We rolled into lunch at Duringa and once again were greeted with a fantastic spread prepared by the support crew. The cool green grass was a welcome relief for tired, hot feet. After lunch it was back to three abreast riding, and as the pace heated up, I started to struggle. And as if right on cue, the smiddy spirit kicks on, my low point is seized upon, and before I realize it, I’m singing bad 80’s covers, and forgetting about the pain and weakness some 900km of riding has lumbered me with, and I am once again focused on the task at hand. It was during this time that our worst fall of the day occurred. It was a very sobering experience to hear the thud of a falling rider behind, and the words “ease up, stop, riders down” After a concerning 20 minutes we found out that riders were ok, but would need medical attention. Even for experienced riders, the simple act of grabbing a biddon (drink bottle), whilst hitting bumps at speed can bring a rider unstuck, and unfortunately others in the peloton have no options to avoid getting involved.
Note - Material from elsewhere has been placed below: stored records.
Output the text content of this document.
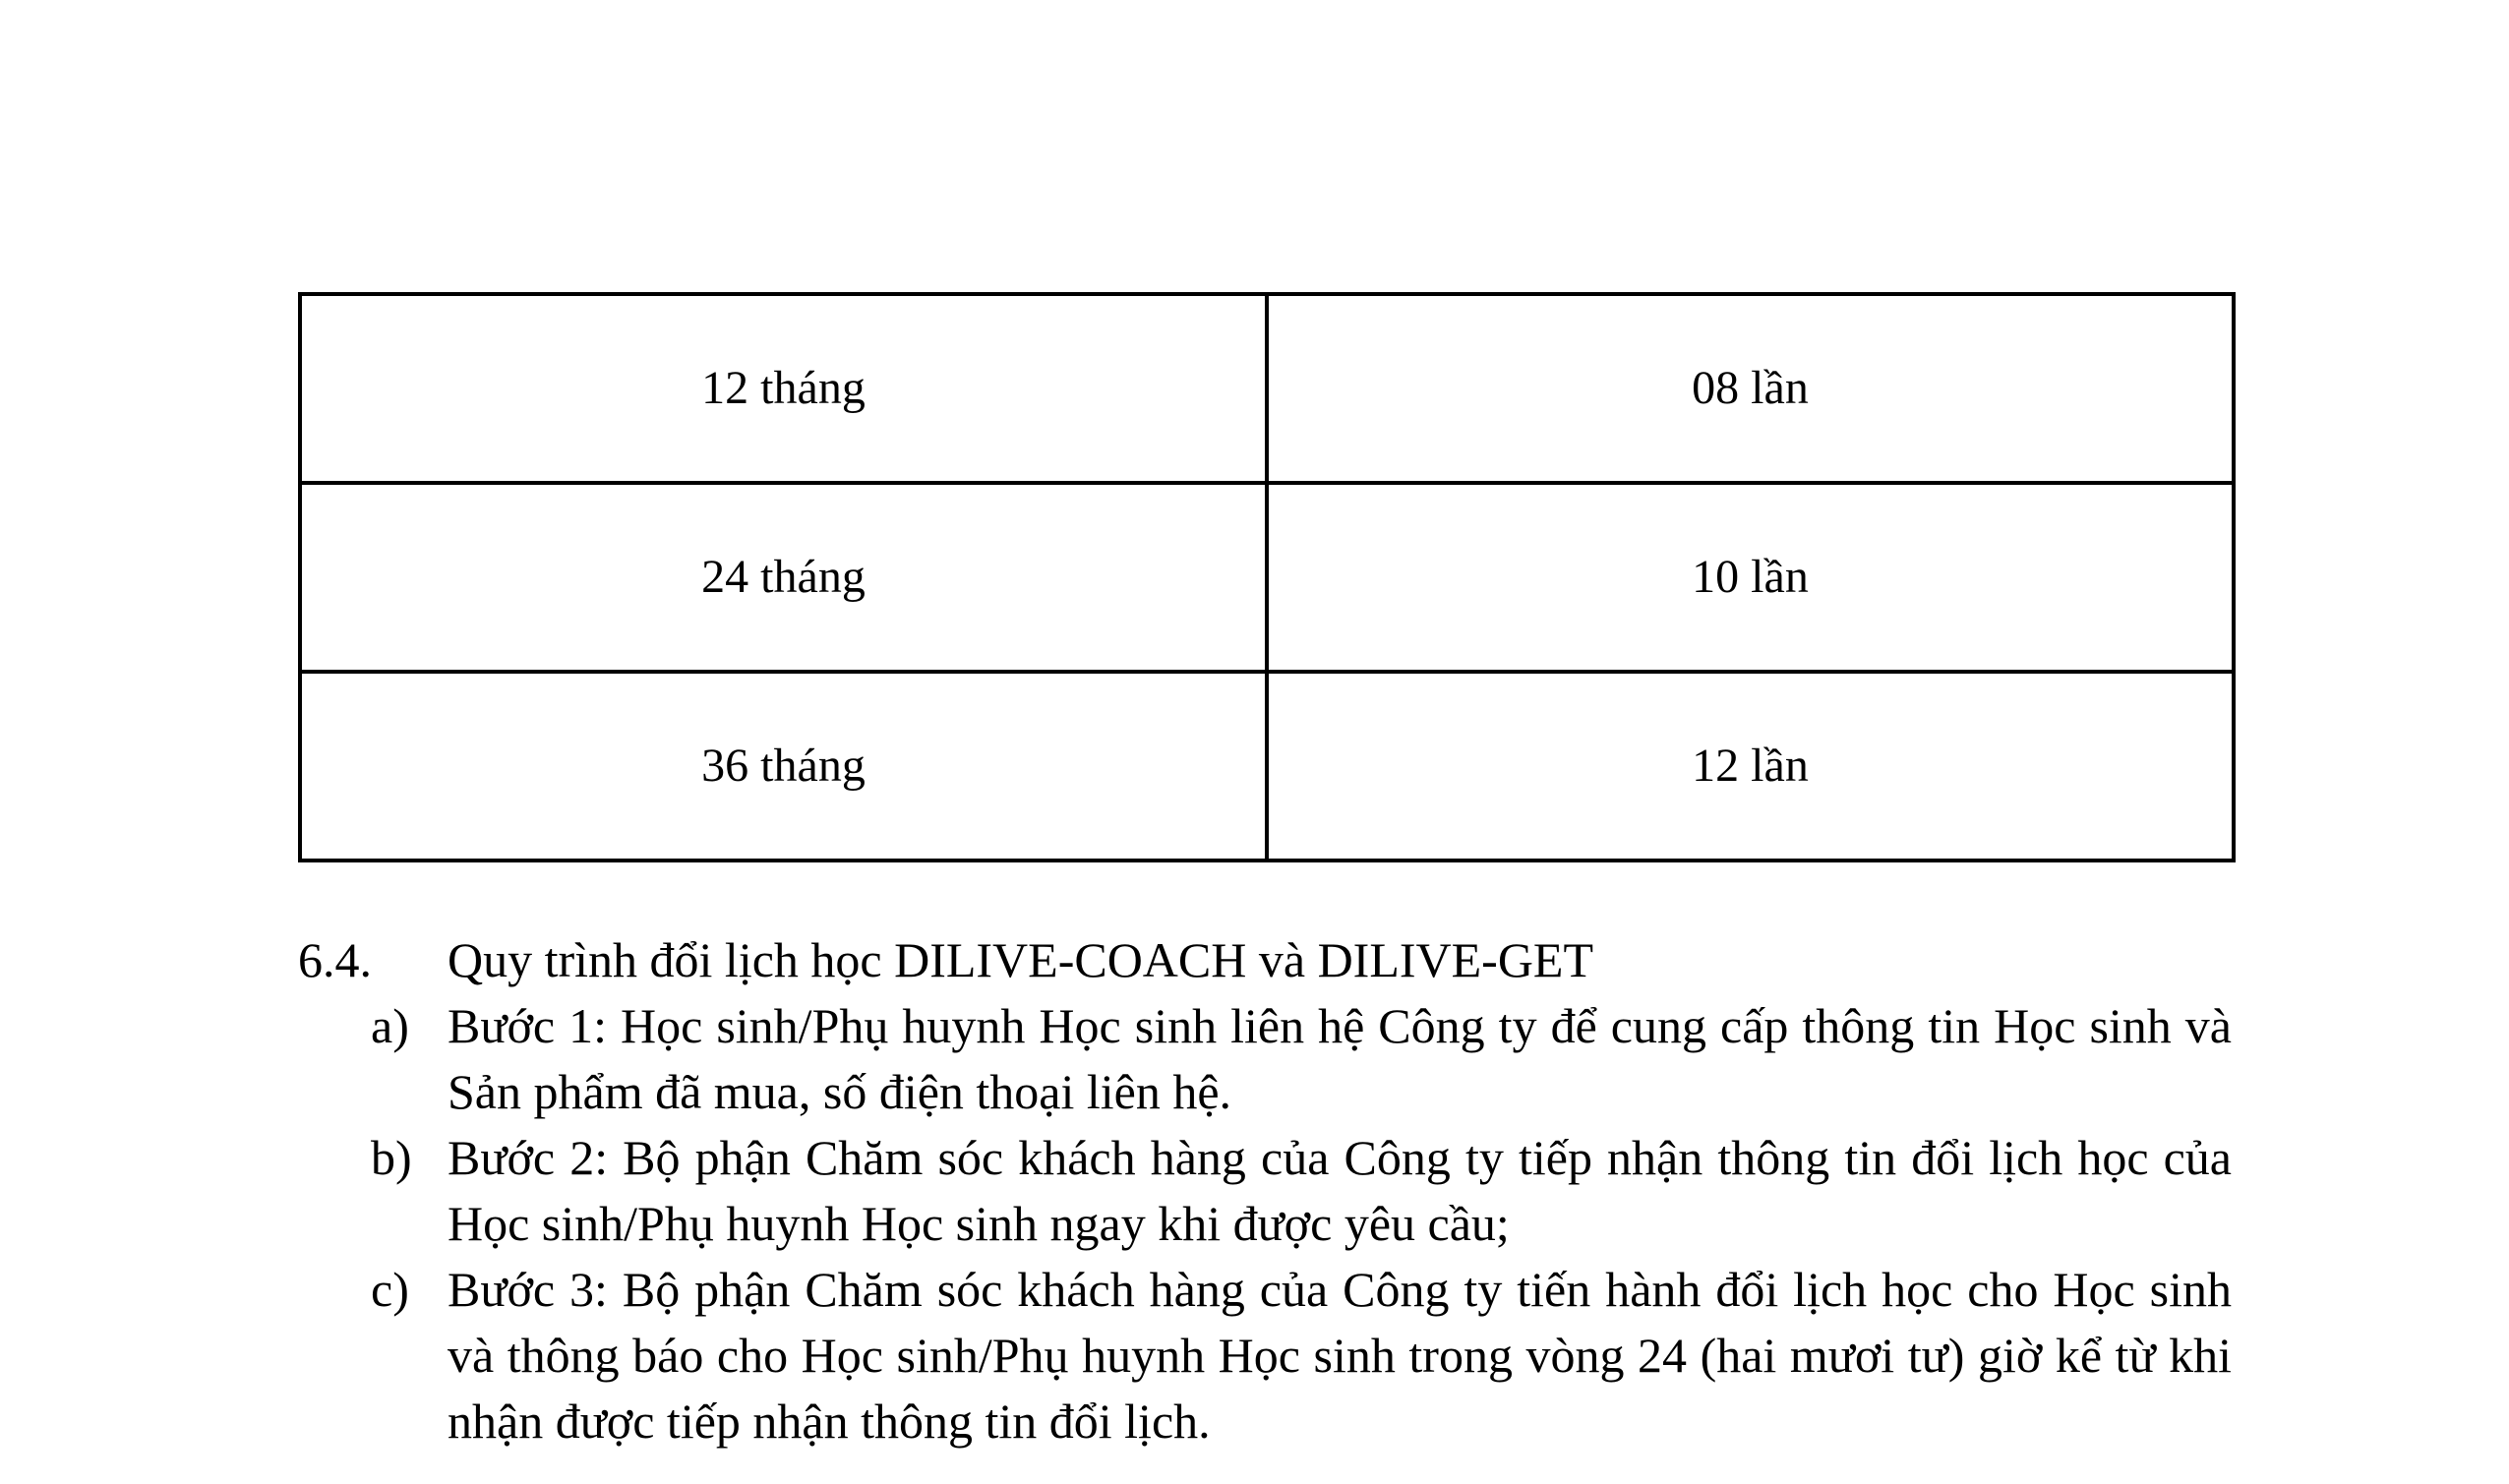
12 tháng	08 lần
24 tháng	10 lần
36 tháng	12 lần
6.4.	Quy trình đổi lịch học DILIVE-COACH và DILIVE-GET
a) Bước 1: Học sinh/Phụ huynh Học sinh liên hệ Công ty để cung cấp thông tin Học sinh và Sản phẩm đã mua, số điện thoại liên hệ.
b) Bước 2: Bộ phận Chăm sóc khách hàng của Công ty tiếp nhận thông tin đổi lịch học của Học sinh/Phụ huynh Học sinh ngay khi được yêu cầu;
c) Bước 3: Bộ phận Chăm sóc khách hàng của Công ty tiến hành đổi lịch học cho Học sinh và thông báo cho Học sinh/Phụ huynh Học sinh trong vòng 24 (hai mươi tư) giờ kể từ khi nhận được tiếp nhận thông tin đổi lịch.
We rolled into Dingo for afternoon tea and the highlight of the day was a calypso icecream. The group savoured them, and it took Kevvy to put his angry face on, as there was not a great response to the 5 min whistle. This had absolutely nothing to do with the 188km thus far cycled today.
The peloton reformed and the headed off at a steady business class kinda pace, but this wasn’t too last with Maso and Stinky Dave making the call “lets get this done” it took a few minutes for them to work their way to the front, and then it was on, and the job was done well, with the pace hitting an average of 41km/h for the last 20 km’s.
There was a collective sigh of relief rolling into Blackwater, another day was over, but there is also a sense of sadness, that our Smiddy week is far too quickly going to come to an end. But once you’re apart of the Smiddy family, this will last forever.
A highlight of any day is the coming together of the riders, support crew, billets and all those involved in getting us through the day. The closing remarks will stay with me – Adam Smiddy was the type of person who inspired fanastic people to achieve extra-ordinary things, and today was no exception. I hope that as you are reading this you to can be inspired to take on a Smiddy Challenge. You will be apart of a team that will ensure you don’t falter.